SHADUR, District Judge.

Phoenix Mutual Life Insurance Company (“Phoenix”) and North American Company for Life and Health Insurance (“North American”) are parties to several reinsurance treaties entered into between 1979 and 1984 (under each of which Phoenix contracted to act as reinsurer of life insurance policies written by North American). Phoenix also contracted for the reinsurance of policies issued by North American Company for Life and Health Insurance of New York (“NANY”) under a separate reinsurance treaty effective February 1, 1983. Phoenix has sued here (in part) to compel arbitration of the question whether an Atlanta law firm, Kilpatrick & Cody, is disqualified by conflict-of-interest principles from representing North American [752]*752and NANY (collectively “North American Companies”) in substantive disputes that have arisen between the parties.1

North American Companies now move to strike that aspect of Phoenix’s arbitration claim from Phoenix’s Amended Complaint (the “Complaint”). For the reasons stated in this memorandum opinion and order, the motion is granted.

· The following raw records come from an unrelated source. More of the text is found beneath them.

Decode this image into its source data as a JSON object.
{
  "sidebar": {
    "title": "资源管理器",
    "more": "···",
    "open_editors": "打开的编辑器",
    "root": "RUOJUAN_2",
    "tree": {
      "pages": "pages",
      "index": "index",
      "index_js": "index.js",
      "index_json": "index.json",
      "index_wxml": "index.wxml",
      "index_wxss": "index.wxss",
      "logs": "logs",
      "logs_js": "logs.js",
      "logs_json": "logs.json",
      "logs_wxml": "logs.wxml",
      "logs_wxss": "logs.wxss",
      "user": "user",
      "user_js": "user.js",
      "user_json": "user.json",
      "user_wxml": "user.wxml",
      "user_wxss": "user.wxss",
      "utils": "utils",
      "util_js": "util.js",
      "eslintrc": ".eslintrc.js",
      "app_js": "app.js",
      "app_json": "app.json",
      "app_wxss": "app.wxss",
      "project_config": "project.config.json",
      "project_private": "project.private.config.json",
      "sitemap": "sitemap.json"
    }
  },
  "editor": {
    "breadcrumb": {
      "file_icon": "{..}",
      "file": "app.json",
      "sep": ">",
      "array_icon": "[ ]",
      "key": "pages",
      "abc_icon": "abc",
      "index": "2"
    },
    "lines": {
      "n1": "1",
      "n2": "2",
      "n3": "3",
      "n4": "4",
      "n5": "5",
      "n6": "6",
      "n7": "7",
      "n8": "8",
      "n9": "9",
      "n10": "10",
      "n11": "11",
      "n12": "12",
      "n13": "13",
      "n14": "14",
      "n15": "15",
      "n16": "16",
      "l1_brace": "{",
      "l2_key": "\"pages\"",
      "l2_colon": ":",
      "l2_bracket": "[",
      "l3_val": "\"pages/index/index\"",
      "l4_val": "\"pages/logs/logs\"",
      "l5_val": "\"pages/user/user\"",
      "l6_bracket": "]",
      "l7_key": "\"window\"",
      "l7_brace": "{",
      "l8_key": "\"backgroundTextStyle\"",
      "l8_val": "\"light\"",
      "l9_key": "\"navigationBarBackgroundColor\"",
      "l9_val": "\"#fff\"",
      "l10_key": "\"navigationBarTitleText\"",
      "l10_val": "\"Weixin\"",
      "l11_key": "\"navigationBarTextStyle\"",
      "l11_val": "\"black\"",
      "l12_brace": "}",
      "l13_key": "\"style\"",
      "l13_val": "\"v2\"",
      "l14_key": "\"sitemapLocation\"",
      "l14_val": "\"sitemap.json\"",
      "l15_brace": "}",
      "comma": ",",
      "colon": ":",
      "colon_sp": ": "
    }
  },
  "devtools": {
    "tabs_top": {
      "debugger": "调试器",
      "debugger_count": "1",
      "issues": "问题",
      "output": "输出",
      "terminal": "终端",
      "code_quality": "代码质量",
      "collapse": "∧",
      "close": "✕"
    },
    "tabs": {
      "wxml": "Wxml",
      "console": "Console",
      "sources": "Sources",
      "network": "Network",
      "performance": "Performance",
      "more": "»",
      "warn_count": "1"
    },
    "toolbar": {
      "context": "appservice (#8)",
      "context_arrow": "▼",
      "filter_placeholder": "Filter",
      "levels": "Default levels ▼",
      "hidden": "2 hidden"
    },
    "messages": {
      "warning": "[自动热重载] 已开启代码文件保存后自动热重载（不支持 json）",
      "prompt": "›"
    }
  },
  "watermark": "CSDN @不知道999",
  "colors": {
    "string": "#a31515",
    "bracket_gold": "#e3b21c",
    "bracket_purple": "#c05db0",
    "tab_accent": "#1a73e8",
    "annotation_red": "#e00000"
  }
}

Arbitration under the Treaties

All the treaties between the parties deal broadly with the contractual aspects of reinsurance — describing when Phoenix will reinsure policies, the price and terms of reinsurance, the handling of insurance claims and a host of other matters — and also prescribe the means for resolution of disputes between the parties. In that latter respect, each treaty contains a broad arbitration clause expressed in much the same terms. In all the treaties except the 1980 North American treaty (which is not materially different as to this language), the specific sentence providing for arbitration reads:

All disputes and differences upon which an amicable understanding cannot be reached are to be decided by arbitration.2

There is, to be sure, some variance among the treaties in the language contiguous to that sentence, describing various matters relevant to the arbitration process. This opinion will advert to those non-critical language differences later.

Operative Legal Standards

At least where questions of arbitrability are interlaced with interpretation of the substantive provisions of a contract (so that the same kind of expertise required to arbitrate the substantive disputes could also help in determining the scope of arbitration), there is a good deal to be said for allowing the arbitrator to decide the issue of arbitrability as well as the substantive issues requiring arbitration. That was the thrust of our Court of Appeals’ decision in Communications Workers of America v. Western Electric Co., 751 F.2d 203, 206-07 (7th Cir.1984). But that decision was reversed by a unanimous Supreme Court, 475 U.S. 643, 106 S.Ct. 1415, 89 L.Ed.2d 648 (1986), so it is now clearly established that the scope of intended arbitrability is a question left to courts rather than arbitrators.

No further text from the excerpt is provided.